Sorprendido por la nueva situación, estuve a punto de recobrar mi actitud de
poco antes, pero consciente de que quizás tal cosa sería contraproducente y
volvería el galimatías previo, permanecí así un buen rato.
En esos instantes
pude captar que hablaban de la posibilidad de un mundo en el que todo,
absolutamente todo, pudiera ser expresado en el lenguaje formal, de tal manera
que hasta las fórmulas matemáticas o los diseños de vanguardia, tuvieran su
equivalente por escrito o verbal. Pensé entonces que aquellas personas no
estaban bien del caletre, no porque no me interesara moderadamente la
filosofía, sino porque podría asegurar que poco antes discutían acaloradamente
de fútbol, concretamente sobre el campeonato nacional de liga. Yo tenía mis ideas
al respecto, y creo que en esos momentos hubiera podido intervenir
explicándoles con sencillez las teorías especial y general de la relatividad,
sin acudir a ninguna fórmula que emparentase la energía y la masa, como en su
día hizo Einstein. No lo hice, y pude comprobar que contrariamente a mi
impresión anterior, los dos individuos no se desviaban un ápice del tema que
parecía interesarles, y hacían alusiones para mí ininteligibles sobre autores y
conceptos de los que yo no tenía la menor idea.
En esos momentos
fui conciente de que los camareros elevaban la voz, sin duda tratando de que
aquellos señores terminaran su conversación y yo me despejara, pues a esas
horas ya era tiempo de adecentar el local después de que el resto de clientes
hiciera ya rato que se habían ido. Me incorporé como pude, porque la verdad es
que mi fingimiento me había provocado un sopor real del que me costaba salir.

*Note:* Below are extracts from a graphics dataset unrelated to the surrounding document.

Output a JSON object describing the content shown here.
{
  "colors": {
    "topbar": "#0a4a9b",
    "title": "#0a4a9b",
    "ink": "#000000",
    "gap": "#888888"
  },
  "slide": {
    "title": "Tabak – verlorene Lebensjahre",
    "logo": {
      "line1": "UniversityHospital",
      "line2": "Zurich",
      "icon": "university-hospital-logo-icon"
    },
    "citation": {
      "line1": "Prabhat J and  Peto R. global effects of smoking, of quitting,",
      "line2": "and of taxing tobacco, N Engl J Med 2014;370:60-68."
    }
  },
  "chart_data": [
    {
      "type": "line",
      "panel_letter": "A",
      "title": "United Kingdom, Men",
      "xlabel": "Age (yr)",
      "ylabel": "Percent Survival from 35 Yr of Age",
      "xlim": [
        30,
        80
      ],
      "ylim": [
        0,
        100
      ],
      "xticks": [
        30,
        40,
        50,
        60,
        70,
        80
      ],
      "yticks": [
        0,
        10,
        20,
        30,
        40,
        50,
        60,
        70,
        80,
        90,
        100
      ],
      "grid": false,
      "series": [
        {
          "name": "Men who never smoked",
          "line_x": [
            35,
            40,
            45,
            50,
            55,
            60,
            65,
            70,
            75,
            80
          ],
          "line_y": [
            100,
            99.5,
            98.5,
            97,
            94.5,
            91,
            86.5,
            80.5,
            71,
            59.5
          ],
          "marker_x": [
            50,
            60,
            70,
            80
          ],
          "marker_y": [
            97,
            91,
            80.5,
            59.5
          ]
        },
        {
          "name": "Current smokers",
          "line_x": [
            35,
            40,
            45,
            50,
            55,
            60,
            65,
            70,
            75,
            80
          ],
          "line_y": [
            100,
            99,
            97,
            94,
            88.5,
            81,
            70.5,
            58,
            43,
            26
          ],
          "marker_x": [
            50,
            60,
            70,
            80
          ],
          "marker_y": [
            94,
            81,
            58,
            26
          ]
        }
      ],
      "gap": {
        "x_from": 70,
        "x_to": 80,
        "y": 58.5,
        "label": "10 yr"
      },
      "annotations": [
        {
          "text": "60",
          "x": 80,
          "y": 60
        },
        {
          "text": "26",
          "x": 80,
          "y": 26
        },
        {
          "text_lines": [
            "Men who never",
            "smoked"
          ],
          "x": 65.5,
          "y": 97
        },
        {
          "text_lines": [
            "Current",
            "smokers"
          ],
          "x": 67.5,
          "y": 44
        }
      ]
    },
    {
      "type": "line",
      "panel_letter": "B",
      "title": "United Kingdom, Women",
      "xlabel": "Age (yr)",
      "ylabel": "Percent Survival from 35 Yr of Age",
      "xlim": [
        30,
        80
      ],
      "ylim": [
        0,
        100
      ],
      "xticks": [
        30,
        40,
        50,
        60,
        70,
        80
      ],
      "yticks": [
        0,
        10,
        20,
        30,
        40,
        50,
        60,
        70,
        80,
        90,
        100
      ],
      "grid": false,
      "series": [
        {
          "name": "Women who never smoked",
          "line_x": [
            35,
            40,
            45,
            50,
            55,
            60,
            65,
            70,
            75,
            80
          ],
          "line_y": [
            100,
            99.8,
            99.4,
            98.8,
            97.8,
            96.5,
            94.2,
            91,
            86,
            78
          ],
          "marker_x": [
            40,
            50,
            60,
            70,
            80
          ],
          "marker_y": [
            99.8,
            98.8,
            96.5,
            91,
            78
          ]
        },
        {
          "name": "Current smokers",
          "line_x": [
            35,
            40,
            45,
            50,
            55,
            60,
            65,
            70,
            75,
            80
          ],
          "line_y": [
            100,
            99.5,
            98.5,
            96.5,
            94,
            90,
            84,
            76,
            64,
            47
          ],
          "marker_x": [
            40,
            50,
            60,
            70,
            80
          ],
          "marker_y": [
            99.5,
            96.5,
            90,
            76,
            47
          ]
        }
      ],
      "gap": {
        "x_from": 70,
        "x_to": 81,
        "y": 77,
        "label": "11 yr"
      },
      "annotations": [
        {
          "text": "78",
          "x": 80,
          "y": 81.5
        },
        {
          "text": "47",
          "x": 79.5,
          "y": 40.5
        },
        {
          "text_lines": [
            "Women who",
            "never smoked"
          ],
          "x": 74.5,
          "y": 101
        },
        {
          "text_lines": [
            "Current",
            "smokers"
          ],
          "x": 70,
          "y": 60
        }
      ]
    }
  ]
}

Antes de abandonar el lugar, eché un último vistazo a aquellos tipos que
parecía hacer caso omiso a las advertencias del personal del restaurante, y
continuaban perorando con un vigor renovado, aunque en esos momentos sus
lenguas parecían haberse vuelto de trapo, y sus incisivas deducciones
filosóficas me llegaban al ralentí, como si en esos instantes finales, más que palabras,
sus bocas solo fueran capaces de emitir una especie gangueo extraño, como si se
tratara de una sustancia blanda y algodonosa.